Judge rules global energy supplier hid broker commission


Energy claims specialist has helped recover thousands of pounds for a small amusement arcade business, after leading energy supplier Engie was found liable in a legal case.

The business operating as “Queenie’s Casino Slots” was awarded £14,000 from the global supplier following a court claim brought by energy litigation firm, Business Energy Claims (BEC).

North Tyneside-based BEC is urging businesses and other non-domestic users of energy such as charities, sports and social clubs and places of worship to check whether they have been misled and mis-sold energy contracts.

It is believed that the amount of mis-sold energy contracts entered into by non-domestic energy users via unregulated energy brokers totals around £2.25bn each year. According to Ofgem, around 2-3 million organisations secure their energy via a broker.

The ruling comes amid growing concern regarding energy brokers and energy suppliers omitting to disclose broker commissions made on contracts.

The court found a conflict of interest between the broker and client, and that the broker had determined the size of the commission which ultimately went against the client’s best interests, while also determining the length of contract.

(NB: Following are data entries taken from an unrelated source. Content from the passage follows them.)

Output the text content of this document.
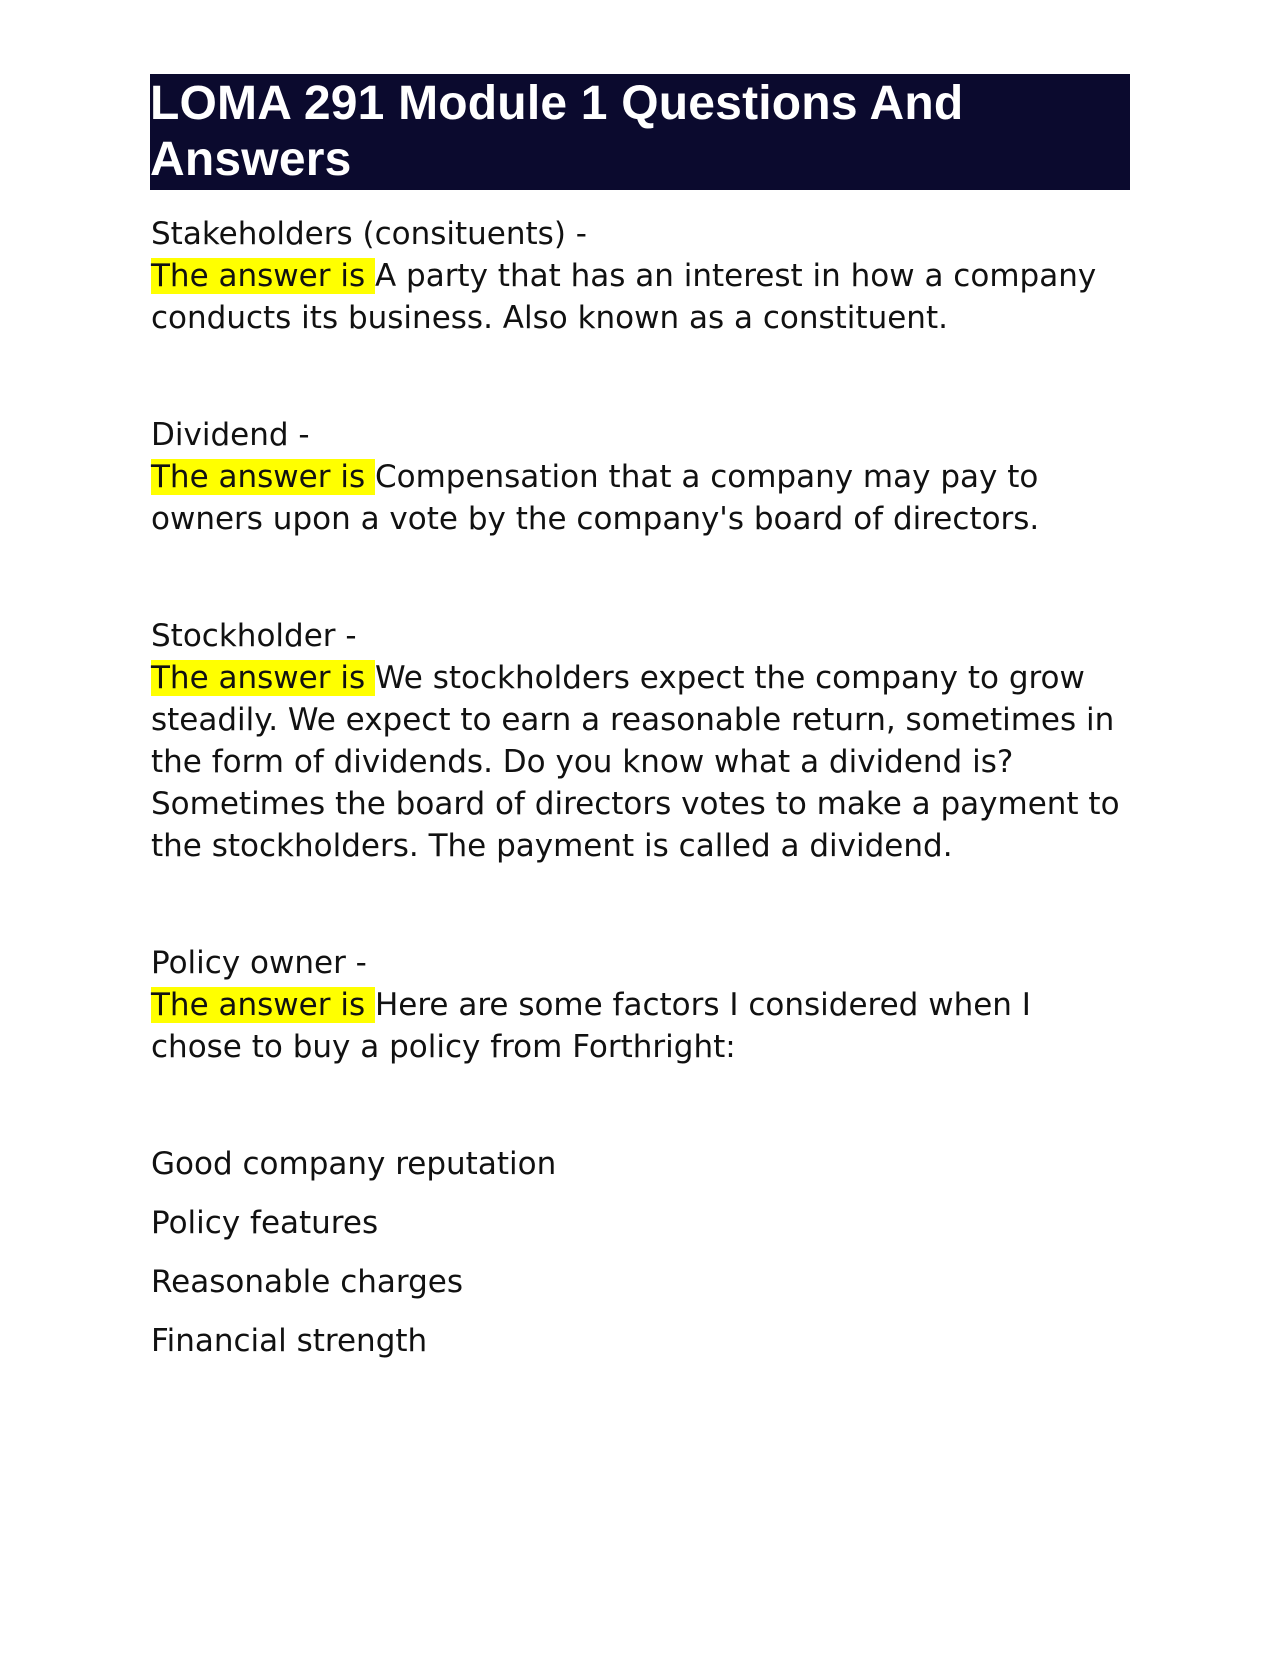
LOMA 291 Module 1 Questions And Answers

Stakeholders (consituents) -

The answer is A party that has an interest in how a company conducts its business. Also known as a constituent.

Dividend -

The answer is Compensation that a company may pay to owners upon a vote by the company's board of directors.

Stockholder -

The answer is We stockholders expect the company to grow steadily. We expect to earn a reasonable return, sometimes in the form of dividends. Do you know what a dividend is? Sometimes the board of directors votes to make a payment to the stockholders. The payment is called a dividend.

Policy owner -

The answer is Here are some factors I considered when I chose to buy a policy from Forthright:

Good company reputation

Policy features

Reasonable charges

Financial strength
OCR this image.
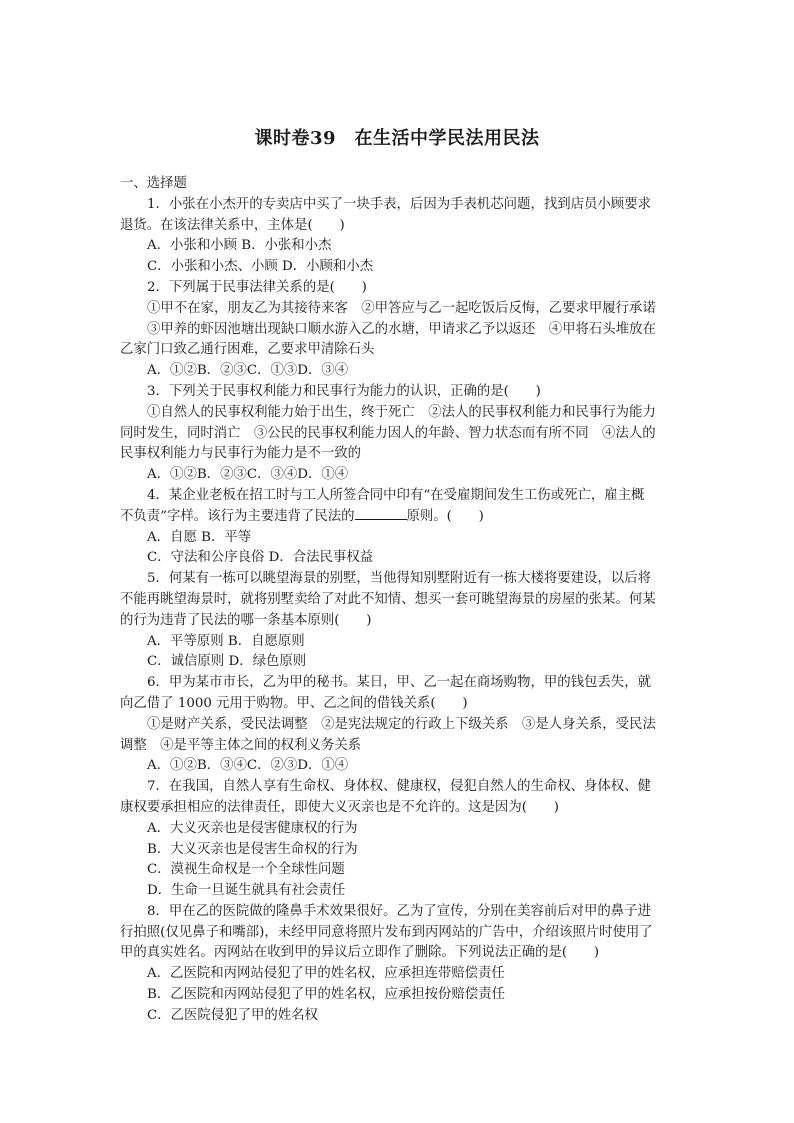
课时卷39　在生活中学民法用民法
一、选择题
1．小张在小杰开的专卖店中买了一块手表，后因为手表机芯问题，找到店员小顾要求
退货。在该法律关系中，主体是(　　)
A．小张和小顾 B．小张和小杰
C．小张和小杰、小顾 D．小顾和小杰
2．下列属于民事法律关系的是(　　)
①甲不在家，朋友乙为其接待来客　②甲答应与乙一起吃饭后反悔，乙要求甲履行承诺
③甲养的虾因池塘出现缺口顺水游入乙的水塘，甲请求乙予以返还　④甲将石头堆放在
乙家门口致乙通行困难，乙要求甲清除石头
A．①②B．②③C．①③D．③④
3．下列关于民事权利能力和民事行为能力的认识，正确的是(　　)
①自然人的民事权利能力始于出生，终于死亡　②法人的民事权利能力和民事行为能力
同时发生，同时消亡　③公民的民事权利能力因人的年龄、智力状态而有所不同　④法人的
民事权利能力与民事行为能力是不一致的
A．①②B．②③C．③④D．①④
4．某企业老板在招工时与工人所签合同中印有“在受雇期间发生工伤或死亡，雇主概
不负责”字样。该行为主要违背了民法的	原则。(　　)
A．自愿 B．平等
C．守法和公序良俗 D．合法民事权益
5．何某有一栋可以眺望海景的别墅，当他得知别墅附近有一栋大楼将要建设，以后将
不能再眺望海景时，就将别墅卖给了对此不知情、想买一套可眺望海景的房屋的张某。何某
的行为违背了民法的哪一条基本原则(　　)
A．平等原则 B．自愿原则
C．诚信原则 D．绿色原则
6．甲为某市市长，乙为甲的秘书。某日，甲、乙一起在商场购物，甲的钱包丢失，就
向乙借了 1000 元用于购物。甲、乙之间的借钱关系(　　)
①是财产关系，受民法调整　②是宪法规定的行政上下级关系　③是人身关系，受民法
调整　④是平等主体之间的权利义务关系
A．①②B．③④C．②③D．①④
7．在我国，自然人享有生命权、身体权、健康权，侵犯自然人的生命权、身体权、健
康权要承担相应的法律责任，即使大义灭亲也是不允许的。这是因为(　　)
A．大义灭亲也是侵害健康权的行为
B．大义灭亲也是侵害生命权的行为
C．漠视生命权是一个全球性问题
D．生命一旦诞生就具有社会责任
8．甲在乙的医院做的隆鼻手术效果很好。乙为了宣传，分别在美容前后对甲的鼻子进
行拍照(仅见鼻子和嘴部)，未经甲同意将照片发布到丙网站的广告中，介绍该照片时使用了
甲的真实姓名。丙网站在收到甲的异议后立即作了删除。下列说法正确的是(　　)
A．乙医院和丙网站侵犯了甲的姓名权，应承担连带赔偿责任
B．乙医院和丙网站侵犯了甲的姓名权，应承担按份赔偿责任
C．乙医院侵犯了甲的姓名权
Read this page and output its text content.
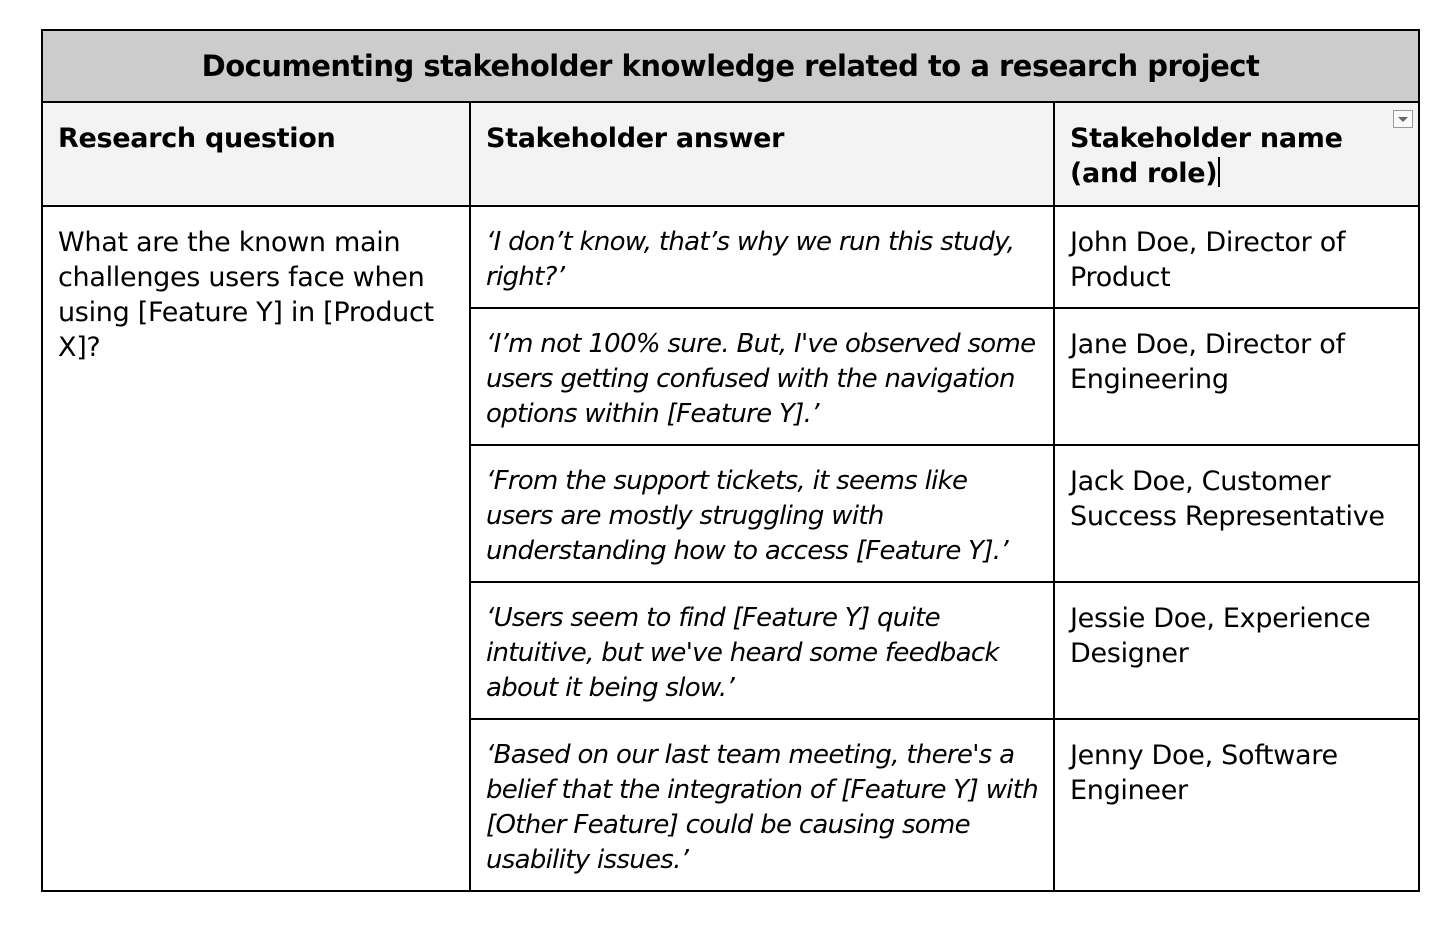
Documenting stakeholder knowledge related to a research project		

Research question	Stakeholder answer	Stakeholder name (and role)

What are the known main challenges users face when using [Feature Y] in [Product X]?	‘I don’t know, that’s why we run this study, right?’	John Doe, Director of Product

	‘I’m not 100% sure. But, I've observed some users getting confused with the navigation options within [Feature Y].’	Jane Doe, Director of Engineering

	‘From the support tickets, it seems like users are mostly struggling with understanding how to access [Feature Y].’	Jack Doe, Customer Success Representative

	‘Users seem to find [Feature Y] quite intuitive, but we've heard some feedback about it being slow.’	Jessie Doe, Experience Designer

	‘Based on our last team meeting, there's a belief that the integration of [Feature Y] with [Other Feature] could be causing some usability issues.’	Jenny Doe, Software Engineer
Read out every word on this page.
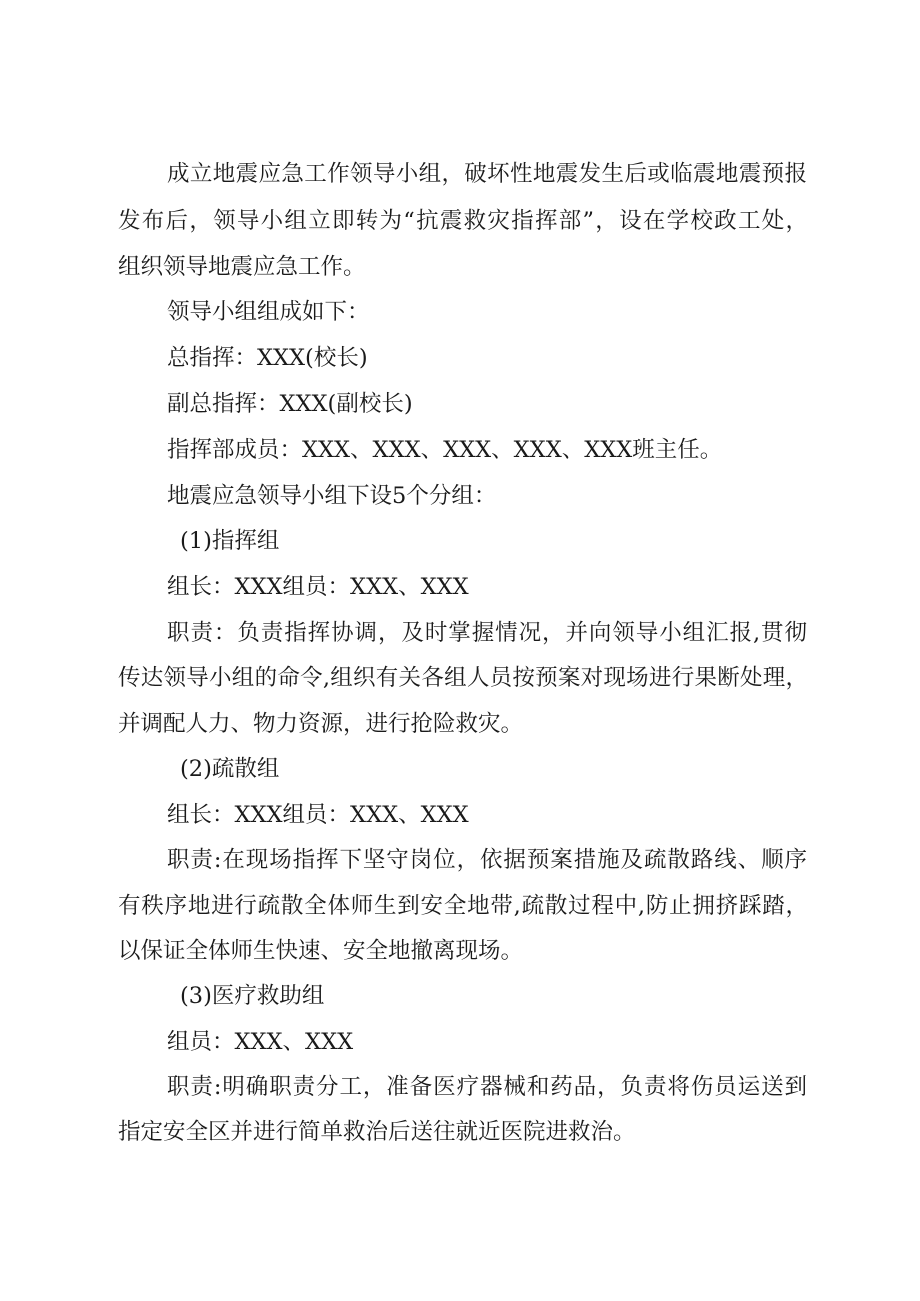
成立地震应急工作领导小组，破坏性地震发生后或临震地震预报
发布后，领导小组立即转为“抗震救灾指挥部”，设在学校政工处，
组织领导地震应急工作。
领导小组组成如下：
总指挥：XXX(校长)
副总指挥：XXX(副校长)
指挥部成员：XXX、XXX、XXX、XXX、XXX班主任。
地震应急领导小组下设5个分组：
(1)指挥组
组长：XXX组员：XXX、XXX
职责：负责指挥协调，及时掌握情况，并向领导小组汇报,贯彻
传达领导小组的命令,组织有关各组人员按预案对现场进行果断处理，
并调配人力、物力资源，进行抢险救灾。
(2)疏散组
组长：XXX组员：XXX、XXX
职责:在现场指挥下坚守岗位，依据预案措施及疏散路线、顺序
有秩序地进行疏散全体师生到安全地带,疏散过程中,防止拥挤踩踏，
以保证全体师生快速、安全地撤离现场。
(3)医疗救助组
组员：XXX、XXX
职责:明确职责分工，准备医疗器械和药品，负责将伤员运送到
指定安全区并进行简单救治后送往就近医院进救治。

During the ruling the Judge stated: “Relevant information was … kept secret…and that concealment was, in my judgment, deliberate on Engie’s part.”

And that ‘it was in Engie’s interest to keep the brokers happy and to, as far as possible, attract them to do business with Engie as opposed to another electricity supplier.’

Additionally, ‘If the customers did enter electricity supply contracts with Engie, then the brokers would obtain a payment …. It was Engie’s policy to not reveal the size or nature of this commission.’

The owner of Queenie’s welcomed the ruling, “We are a small business that, like many others, is trying to operate in challenging economic circumstances and we welcome this good news.”

This latest action follows a number of out of court settlements across the UK in similar cases. Callum Thompson, Managing Director at BEC (right) said, “This case has the real potential to open the floodgates to other businesses and organisations large and small which may have been misled and as a result mis-sold energy contracts.

“We want to ensure these consumers understand that if they thought the commission in an energy contract was being paid by the supplier and didn’t impact on their costs, then they are sadly wrong.

“Any non-domestic user of energy which used an energy broker at any time to obtain its energy supply may have been mis-sold and could be entitled to compensation.”